There were 25,000 bombing sorties over 8 months, so, that's about one hundred a day, NOT 500. My bad,apologies all for getting that wrong. Still, if you can imagine [put the state you live in >_____<<<here], however big your state, experiencing 100 bombings a day would be an apocalypse.

Alessandro Machi said...

Joseph Cannon Concluded...By what right does this country demand the ouster of Bashar Assad?

Um, because he's more popular than Obama and Hillary are in the U.S.

Anonymous said...

It's been estimated that when "consent" rather than "support" is withdrawn by 15% or more of the population a government cannot govern. Obama may have less support in his country than Assad in his, but Obama having been elected in a free election has almost 100% consent, however reluctant. Assad may have lost the consent of as many as 50% of his country's population and certainly far more than 15%.
Rais, Perth.

Joseph Cannon said...

Rais -- if I have your name right -- the point you raise is fascinating, and there may be much in it. But when we try to measure an intangible like consent, we're dealing with things that can't be measured, and any "guesstimates" we offer are inevitably tainted by bias and personal interest.
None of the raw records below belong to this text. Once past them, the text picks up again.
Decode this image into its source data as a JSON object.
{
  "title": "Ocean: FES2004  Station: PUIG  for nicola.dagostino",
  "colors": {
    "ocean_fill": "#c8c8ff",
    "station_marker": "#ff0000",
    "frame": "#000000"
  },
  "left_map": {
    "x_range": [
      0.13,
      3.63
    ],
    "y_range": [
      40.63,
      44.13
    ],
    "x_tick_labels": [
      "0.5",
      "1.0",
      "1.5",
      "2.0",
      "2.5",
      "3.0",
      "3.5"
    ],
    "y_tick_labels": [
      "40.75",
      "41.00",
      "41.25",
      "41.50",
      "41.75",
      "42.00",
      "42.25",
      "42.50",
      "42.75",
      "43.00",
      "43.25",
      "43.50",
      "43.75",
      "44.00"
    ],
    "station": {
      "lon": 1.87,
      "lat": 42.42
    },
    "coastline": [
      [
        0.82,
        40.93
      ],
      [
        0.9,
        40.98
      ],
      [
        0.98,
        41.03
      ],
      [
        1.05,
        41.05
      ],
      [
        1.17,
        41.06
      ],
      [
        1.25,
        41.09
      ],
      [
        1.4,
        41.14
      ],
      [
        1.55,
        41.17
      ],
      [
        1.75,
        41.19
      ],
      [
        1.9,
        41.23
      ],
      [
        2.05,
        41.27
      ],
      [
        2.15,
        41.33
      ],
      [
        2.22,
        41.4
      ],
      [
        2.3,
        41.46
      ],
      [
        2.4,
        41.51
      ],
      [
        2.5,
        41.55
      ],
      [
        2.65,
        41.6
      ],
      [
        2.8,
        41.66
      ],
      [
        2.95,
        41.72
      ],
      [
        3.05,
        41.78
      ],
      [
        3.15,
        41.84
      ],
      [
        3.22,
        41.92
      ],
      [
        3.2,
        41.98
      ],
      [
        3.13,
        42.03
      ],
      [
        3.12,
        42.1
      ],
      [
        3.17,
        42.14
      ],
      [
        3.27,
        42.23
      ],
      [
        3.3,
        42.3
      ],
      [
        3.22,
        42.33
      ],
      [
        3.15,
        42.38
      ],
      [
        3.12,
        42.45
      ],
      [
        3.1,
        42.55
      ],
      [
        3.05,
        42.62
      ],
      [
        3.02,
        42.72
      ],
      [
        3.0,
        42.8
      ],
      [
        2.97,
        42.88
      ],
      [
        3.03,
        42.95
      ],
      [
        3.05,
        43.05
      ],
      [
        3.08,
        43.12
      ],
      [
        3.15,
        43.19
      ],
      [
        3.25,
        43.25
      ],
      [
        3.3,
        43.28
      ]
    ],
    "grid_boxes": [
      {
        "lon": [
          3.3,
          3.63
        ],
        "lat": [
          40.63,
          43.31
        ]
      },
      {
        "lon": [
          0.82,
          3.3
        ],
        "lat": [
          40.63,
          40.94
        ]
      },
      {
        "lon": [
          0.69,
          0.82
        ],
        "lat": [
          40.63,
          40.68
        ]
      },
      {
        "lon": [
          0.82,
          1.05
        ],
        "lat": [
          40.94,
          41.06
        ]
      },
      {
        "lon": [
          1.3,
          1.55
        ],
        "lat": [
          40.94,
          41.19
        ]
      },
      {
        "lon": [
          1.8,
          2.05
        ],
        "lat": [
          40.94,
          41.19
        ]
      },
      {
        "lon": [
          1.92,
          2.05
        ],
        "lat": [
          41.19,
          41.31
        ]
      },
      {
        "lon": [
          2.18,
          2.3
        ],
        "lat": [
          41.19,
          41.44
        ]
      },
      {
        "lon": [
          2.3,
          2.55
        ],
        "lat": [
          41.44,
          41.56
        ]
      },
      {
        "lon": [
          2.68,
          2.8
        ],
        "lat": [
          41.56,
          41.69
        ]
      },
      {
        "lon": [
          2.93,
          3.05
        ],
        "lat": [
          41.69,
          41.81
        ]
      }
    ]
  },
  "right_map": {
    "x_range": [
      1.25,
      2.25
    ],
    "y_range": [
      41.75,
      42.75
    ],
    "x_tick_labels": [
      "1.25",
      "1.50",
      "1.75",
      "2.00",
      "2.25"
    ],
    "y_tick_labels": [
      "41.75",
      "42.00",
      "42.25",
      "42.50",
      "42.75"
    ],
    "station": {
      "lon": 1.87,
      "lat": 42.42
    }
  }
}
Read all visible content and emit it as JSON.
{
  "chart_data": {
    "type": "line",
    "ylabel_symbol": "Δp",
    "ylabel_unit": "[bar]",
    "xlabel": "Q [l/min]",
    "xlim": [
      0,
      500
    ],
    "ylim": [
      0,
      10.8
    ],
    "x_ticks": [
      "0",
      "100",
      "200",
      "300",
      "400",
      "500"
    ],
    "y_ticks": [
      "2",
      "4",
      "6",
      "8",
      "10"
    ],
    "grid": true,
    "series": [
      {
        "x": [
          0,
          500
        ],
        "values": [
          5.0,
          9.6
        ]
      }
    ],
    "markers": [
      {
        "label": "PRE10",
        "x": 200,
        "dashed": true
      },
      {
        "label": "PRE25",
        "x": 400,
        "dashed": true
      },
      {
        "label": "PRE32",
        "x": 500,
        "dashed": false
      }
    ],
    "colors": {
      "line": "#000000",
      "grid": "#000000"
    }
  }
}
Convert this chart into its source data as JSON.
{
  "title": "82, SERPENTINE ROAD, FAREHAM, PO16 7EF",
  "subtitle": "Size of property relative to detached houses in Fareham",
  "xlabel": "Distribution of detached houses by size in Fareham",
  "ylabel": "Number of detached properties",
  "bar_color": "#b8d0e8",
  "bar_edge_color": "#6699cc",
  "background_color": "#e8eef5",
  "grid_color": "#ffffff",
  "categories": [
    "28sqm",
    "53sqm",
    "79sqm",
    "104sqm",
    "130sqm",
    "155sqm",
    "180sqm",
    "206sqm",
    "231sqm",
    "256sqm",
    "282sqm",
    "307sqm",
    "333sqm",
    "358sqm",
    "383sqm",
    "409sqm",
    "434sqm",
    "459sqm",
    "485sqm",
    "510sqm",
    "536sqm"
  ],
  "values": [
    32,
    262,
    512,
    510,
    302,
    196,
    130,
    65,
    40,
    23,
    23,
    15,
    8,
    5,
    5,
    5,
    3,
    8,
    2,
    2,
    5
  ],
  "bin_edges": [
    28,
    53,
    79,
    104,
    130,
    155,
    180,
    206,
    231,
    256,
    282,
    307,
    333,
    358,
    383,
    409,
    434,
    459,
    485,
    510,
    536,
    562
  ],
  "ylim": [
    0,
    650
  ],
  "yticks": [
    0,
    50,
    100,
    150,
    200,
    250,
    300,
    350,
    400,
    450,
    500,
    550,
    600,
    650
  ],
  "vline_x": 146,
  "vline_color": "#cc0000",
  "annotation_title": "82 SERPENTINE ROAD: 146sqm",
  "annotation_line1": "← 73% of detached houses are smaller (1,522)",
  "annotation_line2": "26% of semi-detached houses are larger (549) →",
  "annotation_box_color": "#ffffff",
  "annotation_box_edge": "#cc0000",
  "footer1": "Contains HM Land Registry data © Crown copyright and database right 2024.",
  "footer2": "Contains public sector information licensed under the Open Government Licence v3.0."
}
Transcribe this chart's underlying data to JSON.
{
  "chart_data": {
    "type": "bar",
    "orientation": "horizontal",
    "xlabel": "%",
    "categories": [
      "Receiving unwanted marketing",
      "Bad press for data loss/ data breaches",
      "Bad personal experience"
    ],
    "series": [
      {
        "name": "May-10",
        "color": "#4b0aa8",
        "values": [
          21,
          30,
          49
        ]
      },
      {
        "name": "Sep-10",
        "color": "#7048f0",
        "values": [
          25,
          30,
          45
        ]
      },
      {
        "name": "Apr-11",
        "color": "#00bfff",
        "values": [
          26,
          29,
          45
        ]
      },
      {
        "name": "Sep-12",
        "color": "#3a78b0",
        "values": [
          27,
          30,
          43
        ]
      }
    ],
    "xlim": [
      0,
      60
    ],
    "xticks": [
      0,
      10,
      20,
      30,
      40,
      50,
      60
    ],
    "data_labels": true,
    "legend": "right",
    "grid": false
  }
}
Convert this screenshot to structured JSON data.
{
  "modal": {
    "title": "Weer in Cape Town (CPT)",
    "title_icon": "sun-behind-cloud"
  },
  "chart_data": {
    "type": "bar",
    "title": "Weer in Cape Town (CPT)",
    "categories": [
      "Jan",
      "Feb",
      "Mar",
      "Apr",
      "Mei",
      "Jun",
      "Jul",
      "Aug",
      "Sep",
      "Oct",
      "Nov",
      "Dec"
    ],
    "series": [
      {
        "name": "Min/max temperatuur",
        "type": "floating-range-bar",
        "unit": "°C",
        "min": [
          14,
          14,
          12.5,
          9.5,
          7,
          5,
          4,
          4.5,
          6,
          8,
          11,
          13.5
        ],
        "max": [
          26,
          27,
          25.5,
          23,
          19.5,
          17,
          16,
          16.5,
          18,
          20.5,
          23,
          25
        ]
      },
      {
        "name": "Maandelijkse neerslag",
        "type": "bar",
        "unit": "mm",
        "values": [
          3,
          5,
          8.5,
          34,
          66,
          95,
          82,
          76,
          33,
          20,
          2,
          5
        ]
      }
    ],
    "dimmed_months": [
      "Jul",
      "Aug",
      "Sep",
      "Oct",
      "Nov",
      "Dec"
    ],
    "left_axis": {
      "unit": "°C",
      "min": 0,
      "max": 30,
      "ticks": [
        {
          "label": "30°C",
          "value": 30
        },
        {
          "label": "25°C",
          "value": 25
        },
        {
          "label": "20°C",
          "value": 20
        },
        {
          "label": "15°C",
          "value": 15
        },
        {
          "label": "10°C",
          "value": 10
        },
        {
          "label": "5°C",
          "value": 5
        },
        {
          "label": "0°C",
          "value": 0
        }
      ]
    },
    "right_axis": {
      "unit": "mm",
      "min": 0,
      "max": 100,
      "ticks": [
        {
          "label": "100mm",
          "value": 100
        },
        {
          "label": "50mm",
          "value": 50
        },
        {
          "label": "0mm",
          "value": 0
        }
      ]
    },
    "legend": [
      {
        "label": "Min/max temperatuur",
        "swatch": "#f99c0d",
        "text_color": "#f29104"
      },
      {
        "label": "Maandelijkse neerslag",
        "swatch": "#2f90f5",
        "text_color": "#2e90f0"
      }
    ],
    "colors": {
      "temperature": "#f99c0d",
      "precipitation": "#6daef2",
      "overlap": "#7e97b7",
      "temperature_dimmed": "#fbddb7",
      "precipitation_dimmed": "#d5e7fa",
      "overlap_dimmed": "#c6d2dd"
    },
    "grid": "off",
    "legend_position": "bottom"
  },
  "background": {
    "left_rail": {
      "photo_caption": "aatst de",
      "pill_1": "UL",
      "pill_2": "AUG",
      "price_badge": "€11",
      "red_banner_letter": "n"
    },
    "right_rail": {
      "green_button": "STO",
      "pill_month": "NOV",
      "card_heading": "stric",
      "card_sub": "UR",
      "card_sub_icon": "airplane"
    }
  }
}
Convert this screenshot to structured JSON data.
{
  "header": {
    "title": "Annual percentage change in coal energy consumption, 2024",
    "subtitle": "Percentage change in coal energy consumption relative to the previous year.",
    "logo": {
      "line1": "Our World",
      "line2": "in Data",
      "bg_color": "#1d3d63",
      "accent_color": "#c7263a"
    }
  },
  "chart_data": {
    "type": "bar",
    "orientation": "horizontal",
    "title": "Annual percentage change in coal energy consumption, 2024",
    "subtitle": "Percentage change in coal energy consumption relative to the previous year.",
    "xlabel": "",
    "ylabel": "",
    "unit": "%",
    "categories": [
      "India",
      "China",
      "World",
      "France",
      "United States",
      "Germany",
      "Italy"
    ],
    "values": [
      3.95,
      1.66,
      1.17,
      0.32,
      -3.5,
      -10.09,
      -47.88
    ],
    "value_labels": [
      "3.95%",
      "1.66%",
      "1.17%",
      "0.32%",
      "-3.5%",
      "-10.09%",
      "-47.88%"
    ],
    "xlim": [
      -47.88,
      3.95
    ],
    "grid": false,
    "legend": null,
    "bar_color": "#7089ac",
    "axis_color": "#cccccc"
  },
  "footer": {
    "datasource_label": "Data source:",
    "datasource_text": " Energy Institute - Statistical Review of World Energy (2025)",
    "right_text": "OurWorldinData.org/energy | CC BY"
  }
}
And your proposed 15% rule is one of those rules which may not, in fact, be rules. We're not dealing with something hard and physical and definable here. It's just an idea, and ideas can be wrong.

I am sure that more than 15 percent would withdraw consent from the notion of allowing Obama (or Bush before him) to continue to govern if they felt that they could do so meaningfully and effectively, and if they could quell fears that the decision might end up doing more harm than good. So how do we define "consent"? Can some consent be so very reluctant that it is no longer really consent?

And can we really say that governments have operated with an 85 percent (or more) consent rating throughout history? How can you know? How can you be sure?